Mr. Lerner estimated the cost of Marders’ work to establish the farm, including labor and equipment, at $1.57 million. “This plan was in motion before the L.L.C. purchased the property and certainly before plaintiff appeared and began objecting to the removal of the trees.”

Alec Baldwin, who lives next door, alerted the trust to the tree cutting after he saw crews from Marders working on site. “The sound of lots of equipment roared for a full day, and at the end of that day the hastily assembled battalion had obliterated what was once a bucolic and protected piece of land,” Mr. Baldwin wrote in a letter to The Star.

In a suit filed Aug. 7, the land trust asked for a legal declaration that the owners were in breach of the easement, for a temporary and permanent injunction against violations of the easement, and for restoration of the property at the owners’ expense. The trust estimated that 75 to 125 mature, healthy trees had been felled. In an amended complaint filed on Aug. 28, the land trust claimed the damage to the property was in excess of $100 million.

“I’ve never heard of the land trust arguing against a farm,” Mr. Pasca said on Tuesday. “Why are they doing this?”

The trust would have been supportive of the owners’ agricultural plans for the property, Mr. Halsey said, if they had used the portion of it that had already been cleared. That pasture area, he said, comprised about 50 percent of the parcel.

Ms. Schoen, however, said the pasture was not farmable because it is steeply sloped.

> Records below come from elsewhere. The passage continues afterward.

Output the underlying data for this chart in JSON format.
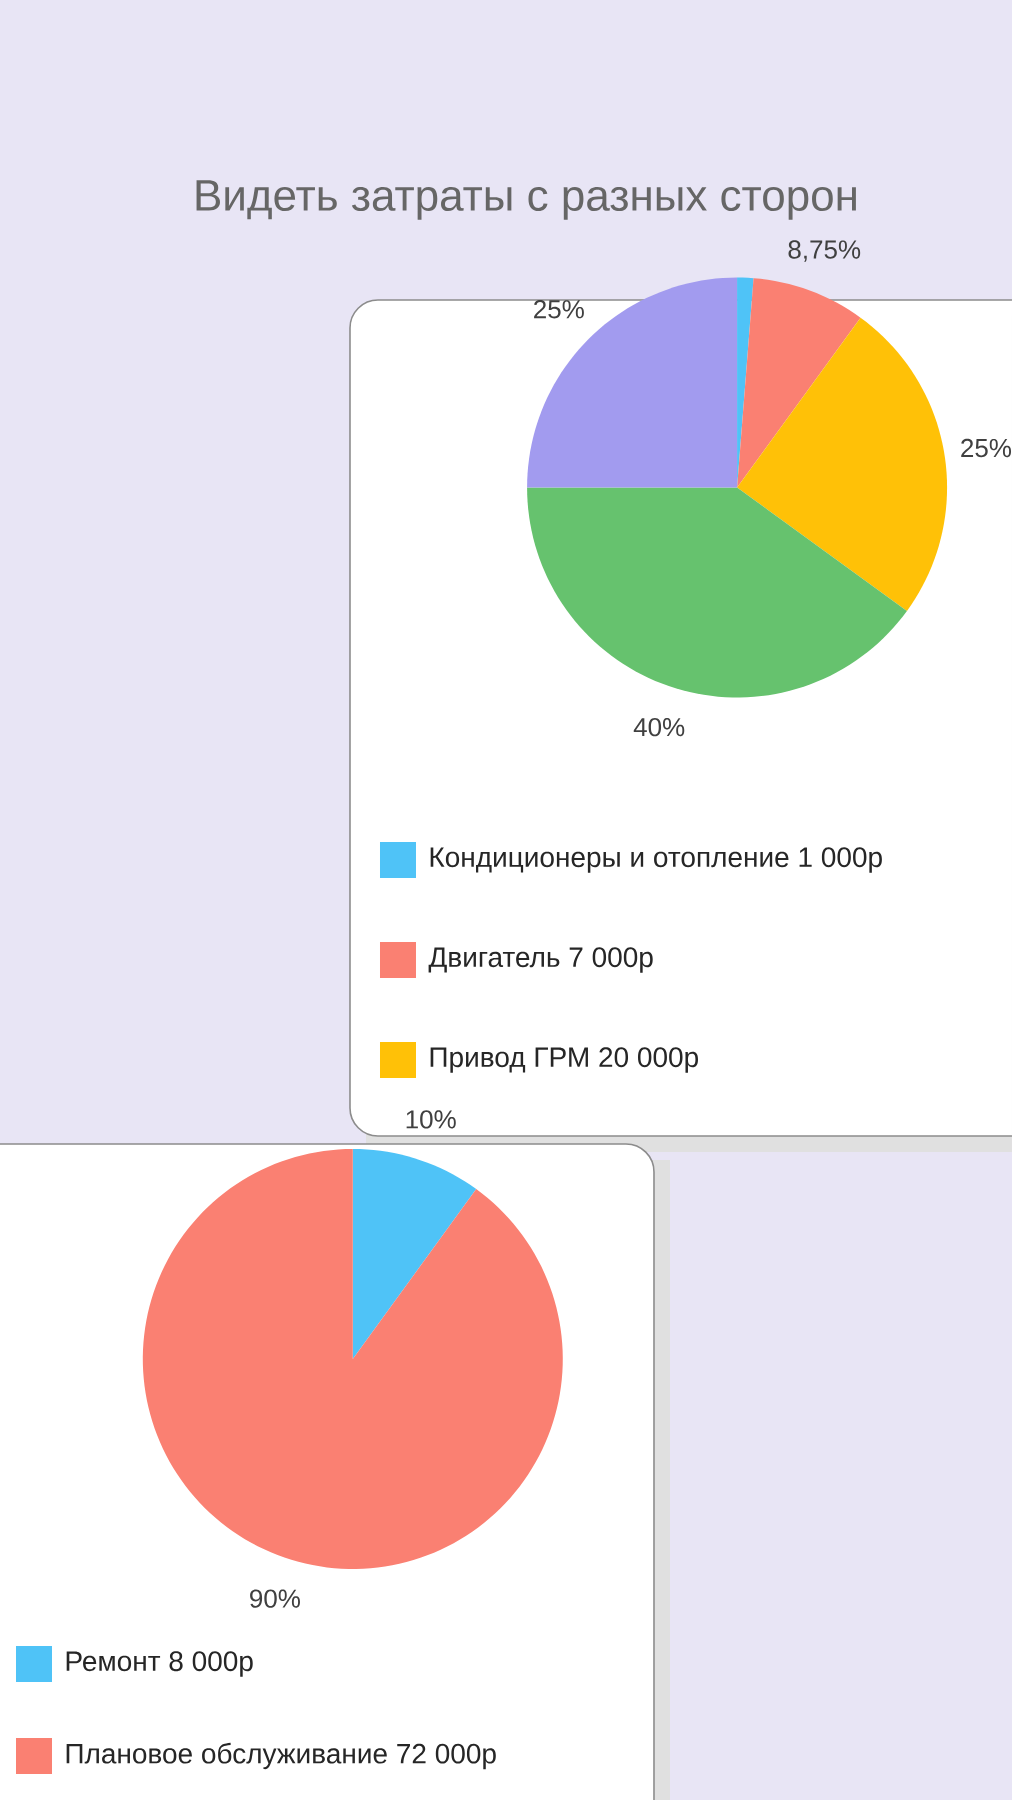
{
  "chart_data": [
    {
      "type": "pie",
      "title": "Видеть затраты с разных сторон",
      "categories": [
        "Кондиционеры и отопление 1 000р",
        "Двигатель 7 000р",
        "Привод ГРМ 20 000р",
        null,
        null
      ],
      "values": [
        1.25,
        8.75,
        25,
        40,
        25
      ],
      "colors": [
        "#4fc3f7",
        "#fa8072",
        "#ffc107",
        "#66c26e",
        "#a29bef"
      ],
      "value_labels": [
        null,
        "8,75%",
        "25%",
        "40%",
        "25%"
      ],
      "legend": "bottom"
    },
    {
      "type": "pie",
      "categories": [
        "Ремонт 8 000р",
        "Плановое обслуживание 72 000р"
      ],
      "values": [
        10,
        90
      ],
      "colors": [
        "#4fc3f7",
        "#fa8072"
      ],
      "value_labels": [
        "10%",
        "90%"
      ],
      "legend": "bottom"
    }
  ]
}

She also disagreed with Mr. Halsey’s opinion that agriculture reserves are protected by conservation. “That is antithetical to everything I know,” she said. “You can’t overlay a conservation easement on it, because if you can’t clear the property, you can’t farm it.”

The temporary restraining order has prevented the owners from doing any work on the property. “This has elevated the risk of topsoil loss and soil erosion,” said Mr. Lerner. “Dead trees litter the property and need to be removed properly and carefully in order for the next phase of work to begin.” He had been hoping, he said, to establish a cover crop to avoid having soil blown away by high winds. 

Plantings that have already been purchased by the L.L.C., he said, are now sitting above ground, and “therefore increasingly vulnerable to becoming unplantable.” 

The owners are asking the court to require the land trust to secure a $1 million bond to cover damages and attorney’s fees incurred by the restraining order if it isn’t completely dismissed.

State Supreme Court Justice William G. Ford is scheduled to hear oral arguments on the matter today.